Optus Business aligns with SingTel

Claudio Castelli/Ovum
29 May 2012
00:00

Optus Business has announced a series of initiatives for its enterprise and government customersthat are well aligned with SingTel.

This marks a change in the company’s direction following the recent restructuring of the group across pan-Asian lines, whereby Optus Business now is part of SingTel Group ICT, and could pave the way for more regional offerings.

Leveraging SingTel’s capability and experience will also help Optus Business to strengthen its enterprise portfolio in Australia and contribute to the cost-efficiency program that the company is currently going through. However, investment in the local delivery capacity is still necessary.

Pan-Asian services are in prospect, but enterprise SLAs are demanding

The features that Optus Business has added to its enterprise cloud services include a new storage solution and more pricing and access options. It has also rebranded its portfolio as Optus PowerON, the same brand used by SingTel, and is including cloud consulting services from NCS, SingTel’s IT services company. These might sound like small changes, but they clearly illustrate SingTel’s intention to roll out a uniform regional cloud offer.

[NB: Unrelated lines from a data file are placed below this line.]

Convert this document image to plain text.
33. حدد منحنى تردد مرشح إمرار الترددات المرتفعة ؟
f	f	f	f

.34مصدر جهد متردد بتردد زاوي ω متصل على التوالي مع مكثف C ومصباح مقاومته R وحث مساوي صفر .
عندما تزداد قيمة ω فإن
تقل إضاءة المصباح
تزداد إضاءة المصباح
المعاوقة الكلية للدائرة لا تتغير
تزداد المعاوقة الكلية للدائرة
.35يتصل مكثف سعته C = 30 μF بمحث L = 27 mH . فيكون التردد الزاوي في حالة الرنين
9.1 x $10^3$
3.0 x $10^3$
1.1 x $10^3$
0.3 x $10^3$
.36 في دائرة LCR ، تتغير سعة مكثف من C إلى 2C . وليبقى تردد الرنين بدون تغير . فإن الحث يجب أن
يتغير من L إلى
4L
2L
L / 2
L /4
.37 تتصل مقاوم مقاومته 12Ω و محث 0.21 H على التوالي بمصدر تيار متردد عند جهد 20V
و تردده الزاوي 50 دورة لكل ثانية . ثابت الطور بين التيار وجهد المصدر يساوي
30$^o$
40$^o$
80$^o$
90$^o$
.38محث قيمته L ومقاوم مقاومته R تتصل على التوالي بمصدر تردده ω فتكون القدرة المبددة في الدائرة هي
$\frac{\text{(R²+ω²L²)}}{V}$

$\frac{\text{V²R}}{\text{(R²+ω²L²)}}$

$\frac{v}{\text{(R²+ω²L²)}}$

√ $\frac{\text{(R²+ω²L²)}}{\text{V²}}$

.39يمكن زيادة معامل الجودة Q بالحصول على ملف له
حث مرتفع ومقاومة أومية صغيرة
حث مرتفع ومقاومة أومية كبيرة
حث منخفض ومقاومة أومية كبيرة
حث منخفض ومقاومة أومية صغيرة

SingTel has a leader position in cloud computing in Singapore. It entered the market early and on multiple fronts, and has a significant number of customers and partnerships with many independent software vendors for developing applications. The challenge has always been to build on its momentum in the domestic market and turn it into pan-Asian success, and taking Optus on board will certainly help SingTel to build a regional proposition. SingTel is not alone in its ambitions, and Ovum expects it to face strong competition from other regional competitors with similar aims, as well as global service providers with aggressive cloud services plans and established relationships with multinational corporations.

Enterprises in the Asia-Pacific region are asking for combined technology solutions that can take advantage of fixed wireless networks and innovations in applications management, and they also need end-to-end SLAs for these. The trick for SingTel and Optus, and indeed any managed service provider in region, will be to combine telemetry solutions (M2M) and wireless broadband transmission with data collection and hosting and fixed international backhaul, and to provide end-user network monitoring across all of these services.